Monday, September 8, 2008

Scanlan to DC to Talk Bark Beetles

West Slope Rep. Christine Scanlan (D-Summit County) is headed to the nation's capital to argue for more money to help Colorado fight the bark beetle epidemic that is killing large numbers of coniferous trees in the state's high elevation forests.

There is growing evidence that the bark beetle problem could spread across the west if not effectively addressed. Some experts have said that dead tree stands pose a threat of devastating wildfire and create hazards sufficient to jeopardize the region’s vital infrastructure.

“We’ve worked very hard the last two years to educate the public about the bark beetle scourge and to address the problem as best we can with our limited resources,” Scanlan said at a press conference in Keystone on Sunday. “We’ve been as creative as possible. But at some point duct tape just isn’t enough. Congress needs to supply the hammer and nails.”

Scanlan, who vice-chairs the state interim committee on wildfires, will be meeting with members of Congress and the U.S. Forest service next week in support of a request for additional resources to mitigate the bark beetle emergency.

Scanlan will join Rick Cables, Chief Forester for the Rocky Mountain Region, and Jeff Jahnke, the Colorado State Forester and Director of the Colorado State Forest Service in Washington.
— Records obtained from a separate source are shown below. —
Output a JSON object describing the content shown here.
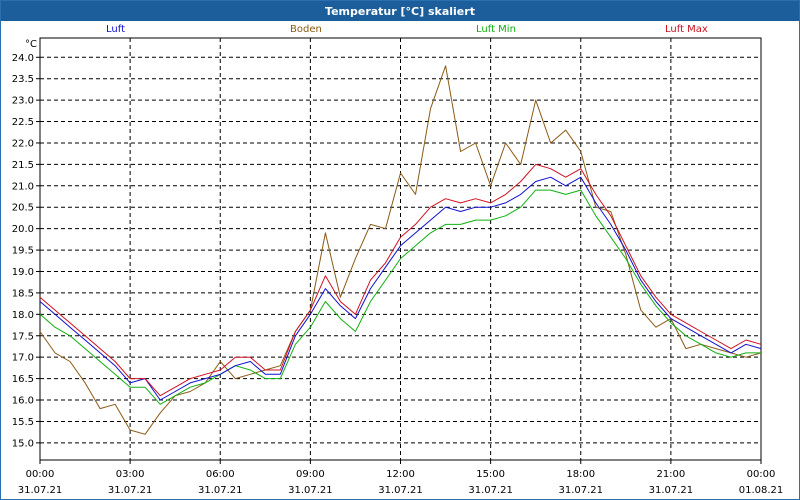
{
  "window": {
    "title": "Temperatur [°C] skaliert"
  },
  "colors": {
    "luft": "#1010d0",
    "boden": "#8b5a14",
    "luft_min": "#10b010",
    "luft_max": "#d01020",
    "grid": "#000000"
  },
  "chart_data": {
    "type": "line",
    "title": "Temperatur [°C] skaliert",
    "ylabel": "°C",
    "ylim": [
      14.6,
      24.45
    ],
    "yticks": [
      "15.0",
      "15.5",
      "16.0",
      "16.5",
      "17.0",
      "17.5",
      "18.0",
      "18.5",
      "19.0",
      "19.5",
      "20.0",
      "20.5",
      "21.0",
      "21.5",
      "22.0",
      "22.5",
      "23.0",
      "23.5",
      "24.0"
    ],
    "xlim": [
      0,
      24
    ],
    "xticks": [
      {
        "time": "00:00",
        "date": "31.07.21"
      },
      {
        "time": "03:00",
        "date": "31.07.21"
      },
      {
        "time": "06:00",
        "date": "31.07.21"
      },
      {
        "time": "09:00",
        "date": "31.07.21"
      },
      {
        "time": "12:00",
        "date": "31.07.21"
      },
      {
        "time": "15:00",
        "date": "31.07.21"
      },
      {
        "time": "18:00",
        "date": "31.07.21"
      },
      {
        "time": "21:00",
        "date": "31.07.21"
      },
      {
        "time": "00:00",
        "date": "01.08.21"
      }
    ],
    "grid": true,
    "legend_position": "top",
    "series": [
      {
        "name": "Luft",
        "color": "#1010d0",
        "x": [
          0,
          0.5,
          1,
          1.5,
          2,
          2.5,
          3,
          3.5,
          4,
          4.5,
          5,
          5.5,
          6,
          6.5,
          7,
          7.5,
          8,
          8.5,
          9,
          9.5,
          10,
          10.5,
          11,
          11.5,
          12,
          12.5,
          13,
          13.5,
          14,
          14.5,
          15,
          15.5,
          16,
          16.5,
          17,
          17.5,
          18,
          18.5,
          19,
          19.5,
          20,
          20.5,
          21,
          21.5,
          22,
          22.5,
          23,
          23.5,
          24
        ],
        "y": [
          18.3,
          18.0,
          17.7,
          17.4,
          17.1,
          16.8,
          16.4,
          16.5,
          16.0,
          16.2,
          16.4,
          16.5,
          16.6,
          16.8,
          16.9,
          16.6,
          16.6,
          17.5,
          18.0,
          18.6,
          18.2,
          17.9,
          18.6,
          19.1,
          19.6,
          19.9,
          20.2,
          20.5,
          20.4,
          20.5,
          20.5,
          20.6,
          20.8,
          21.1,
          21.2,
          21.0,
          21.2,
          20.6,
          20.1,
          19.5,
          18.8,
          18.3,
          17.9,
          17.7,
          17.5,
          17.3,
          17.1,
          17.3,
          17.2
        ]
      },
      {
        "name": "Boden",
        "color": "#8b5a14",
        "x": [
          0,
          0.5,
          1,
          1.5,
          2,
          2.5,
          3,
          3.5,
          4,
          4.5,
          5,
          5.5,
          6,
          6.5,
          7,
          7.5,
          8,
          8.5,
          9,
          9.5,
          10,
          10.5,
          11,
          11.5,
          12,
          12.5,
          13,
          13.5,
          14,
          14.5,
          15,
          15.5,
          16,
          16.5,
          17,
          17.5,
          18,
          18.5,
          19,
          19.5,
          20,
          20.5,
          21,
          21.5,
          22,
          22.5,
          23,
          23.5,
          24
        ],
        "y": [
          17.6,
          17.1,
          16.9,
          16.4,
          15.8,
          15.9,
          15.3,
          15.2,
          15.7,
          16.1,
          16.2,
          16.4,
          16.9,
          16.5,
          16.6,
          16.7,
          16.8,
          17.6,
          18.1,
          19.9,
          18.4,
          19.3,
          20.1,
          20.0,
          21.3,
          20.8,
          22.8,
          23.8,
          21.8,
          22.0,
          21.0,
          22.0,
          21.5,
          23.0,
          22.0,
          22.3,
          21.8,
          20.5,
          20.4,
          19.4,
          18.1,
          17.7,
          17.9,
          17.2,
          17.3,
          17.2,
          17.1,
          17.0,
          17.1
        ]
      },
      {
        "name": "Luft Min",
        "color": "#10b010",
        "x": [
          0,
          0.5,
          1,
          1.5,
          2,
          2.5,
          3,
          3.5,
          4,
          4.5,
          5,
          5.5,
          6,
          6.5,
          7,
          7.5,
          8,
          8.5,
          9,
          9.5,
          10,
          10.5,
          11,
          11.5,
          12,
          12.5,
          13,
          13.5,
          14,
          14.5,
          15,
          15.5,
          16,
          16.5,
          17,
          17.5,
          18,
          18.5,
          19,
          19.5,
          20,
          20.5,
          21,
          21.5,
          22,
          22.5,
          23,
          23.5,
          24
        ],
        "y": [
          18.0,
          17.7,
          17.5,
          17.2,
          16.9,
          16.6,
          16.3,
          16.3,
          15.9,
          16.1,
          16.3,
          16.4,
          16.6,
          16.8,
          16.7,
          16.5,
          16.5,
          17.3,
          17.7,
          18.3,
          17.9,
          17.6,
          18.3,
          18.8,
          19.3,
          19.6,
          19.9,
          20.1,
          20.1,
          20.2,
          20.2,
          20.3,
          20.5,
          20.9,
          20.9,
          20.8,
          20.9,
          20.3,
          19.8,
          19.3,
          18.7,
          18.2,
          17.8,
          17.5,
          17.3,
          17.1,
          17.0,
          17.1,
          17.1
        ]
      },
      {
        "name": "Luft Max",
        "color": "#d01020",
        "x": [
          0,
          0.5,
          1,
          1.5,
          2,
          2.5,
          3,
          3.5,
          4,
          4.5,
          5,
          5.5,
          6,
          6.5,
          7,
          7.5,
          8,
          8.5,
          9,
          9.5,
          10,
          10.5,
          11,
          11.5,
          12,
          12.5,
          13,
          13.5,
          14,
          14.5,
          15,
          15.5,
          16,
          16.5,
          17,
          17.5,
          18,
          18.5,
          19,
          19.5,
          20,
          20.5,
          21,
          21.5,
          22,
          22.5,
          23,
          23.5,
          24
        ],
        "y": [
          18.4,
          18.1,
          17.8,
          17.5,
          17.2,
          16.9,
          16.5,
          16.5,
          16.1,
          16.3,
          16.5,
          16.6,
          16.7,
          17.0,
          17.0,
          16.7,
          16.7,
          17.6,
          18.1,
          18.9,
          18.3,
          18.0,
          18.8,
          19.2,
          19.8,
          20.1,
          20.5,
          20.7,
          20.6,
          20.7,
          20.6,
          20.8,
          21.1,
          21.5,
          21.4,
          21.2,
          21.4,
          20.8,
          20.3,
          19.6,
          18.9,
          18.4,
          18.0,
          17.8,
          17.6,
          17.4,
          17.2,
          17.4,
          17.3
        ]
      }
    ]
  }
}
At the request of the U.S. Senate Appropriations Committee, Cables compiled an estimate detailing the funding needed to address the bark beetle emergency more aggressively. He estimates millions of dollars are needed to mitigate the threat to human life, property and to protect vital infrastructure and resources, including the power grid and various watersheds. Additional resources will be applied to treating affected areas by quarantining and removing diseased and dead trees as quickly as possible.

The mountain pine beetle infestation, which is expected to last for another 3 to 5 years, is already having a devastating impact: 1.5 million acres are already affected. 38 recreation sites remained closed this summer because of the infestation and 3,500 miles of roads and additional 950 miles of trails are under threat of closure.
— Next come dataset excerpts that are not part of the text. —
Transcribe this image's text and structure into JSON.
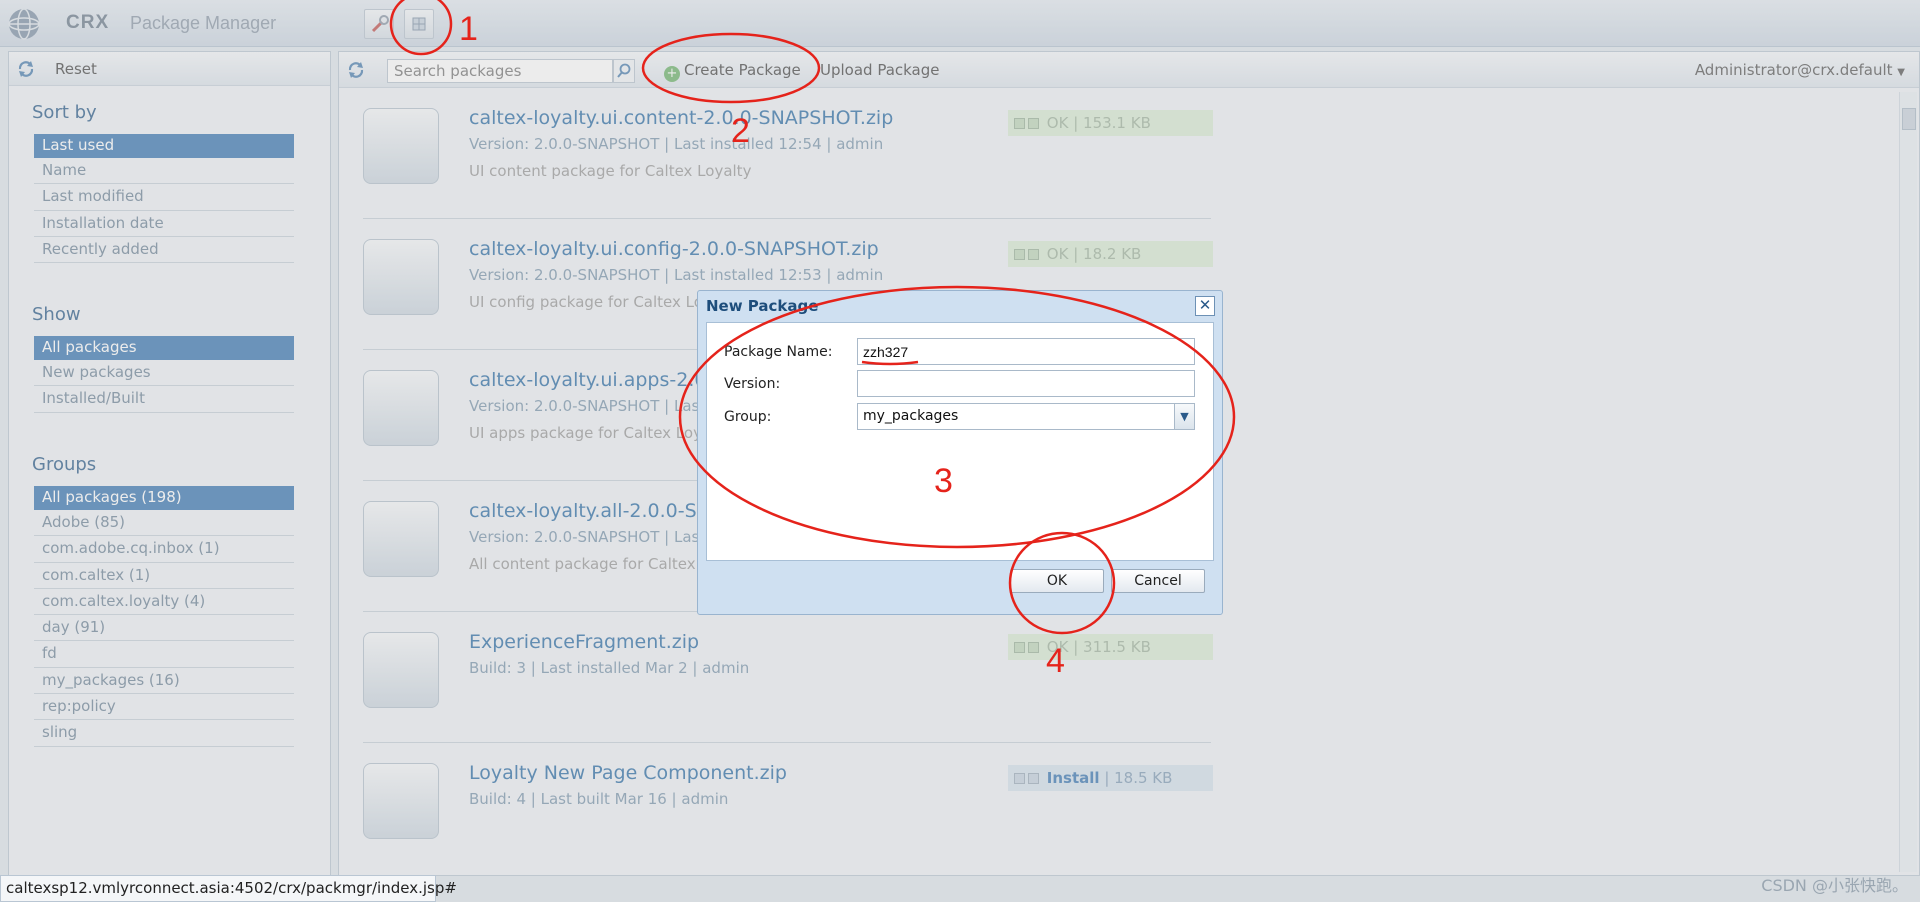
{
  "app": {
    "title_crx": "CRX",
    "title_pm": "Package Manager"
  },
  "sidebar": {
    "reset_label": "Reset",
    "sort_heading": "Sort by",
    "sort_items": [
      "Last used",
      "Name",
      "Last modified",
      "Installation date",
      "Recently added"
    ],
    "show_heading": "Show",
    "show_items": [
      "All packages",
      "New packages",
      "Installed/Built"
    ],
    "groups_heading": "Groups",
    "group_items": [
      "All packages (198)",
      "Adobe (85)",
      "com.adobe.cq.inbox (1)",
      "com.caltex (1)",
      "com.caltex.loyalty (4)",
      "day (91)",
      "fd",
      "my_packages (16)",
      "rep:policy",
      "sling"
    ]
  },
  "toolbar": {
    "search_placeholder": "Search packages",
    "create_label": "Create Package",
    "upload_label": "Upload Package",
    "user": "Administrator@crx.default"
  },
  "packages": [
    {
      "name": "caltex-loyalty.ui.content-2.0.0-SNAPSHOT.zip",
      "meta": "Version: 2.0.0-SNAPSHOT | Last installed 12:54 | admin",
      "desc": "UI content package for Caltex Loyalty",
      "status": "OK",
      "size": "153.1 KB"
    },
    {
      "name": "caltex-loyalty.ui.config-2.0.0-SNAPSHOT.zip",
      "meta": "Version: 2.0.0-SNAPSHOT | Last installed 12:53 | admin",
      "desc": "UI config package for Caltex Lo",
      "status": "OK",
      "size": "18.2 KB"
    },
    {
      "name": "caltex-loyalty.ui.apps-2.0",
      "meta": "Version: 2.0.0-SNAPSHOT | Las",
      "desc": "UI apps package for Caltex Loy",
      "status": "",
      "size": ""
    },
    {
      "name": "caltex-loyalty.all-2.0.0-S",
      "meta": "Version: 2.0.0-SNAPSHOT | Las",
      "desc": "All content package for Caltex L",
      "status": "",
      "size": ""
    },
    {
      "name": "ExperienceFragment.zip",
      "meta": "Build: 3 | Last installed Mar 2 | admin",
      "desc": "",
      "status": "OK",
      "size": "311.5 KB"
    },
    {
      "name": "Loyalty New Page Component.zip",
      "meta": "Build: 4 | Last built Mar 16 | admin",
      "desc": "",
      "status": "Install",
      "size": "18.5 KB"
    }
  ],
  "dialog": {
    "title": "New Package",
    "close_glyph": "✕",
    "name_label": "Package Name:",
    "name_value": "zzh327",
    "version_label": "Version:",
    "version_value": "",
    "group_label": "Group:",
    "group_value": "my_packages",
    "ok_label": "OK",
    "cancel_label": "Cancel"
  },
  "annotations": [
    "1",
    "2",
    "3",
    "4"
  ],
  "statusbar": {
    "url": "caltexsp12.vmlyrconnect.asia:4502/crx/packmgr/index.jsp#"
  },
  "watermark": "CSDN @小张快跑。",
  "colors": {
    "accent": "#3a77b2",
    "link": "#2c6da6",
    "annotation": "#e5231b",
    "ok_bg": "#d9ecd5"
  }
}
During the previous two years, a bipartisan group of lawmakers have worked to pass a variety of measures expanding mitigation and protecting Colorado’s watersheds and infrastructure through quarantine and deforestation efforts. The legislature has also created incentives to encourage industry to take advantage of the additional volume created by the epidemic.

The pine beetle epidemic is expected to kill nearly all the lodgepole pine covering 2.2 million acres in the region. The infestation of the insects, which are not dying in winter because temperatures in recent years are not as cold as they have historically been, has moved to lower elevations in the past year and now threatens Colorado’s ponderosa pine forests.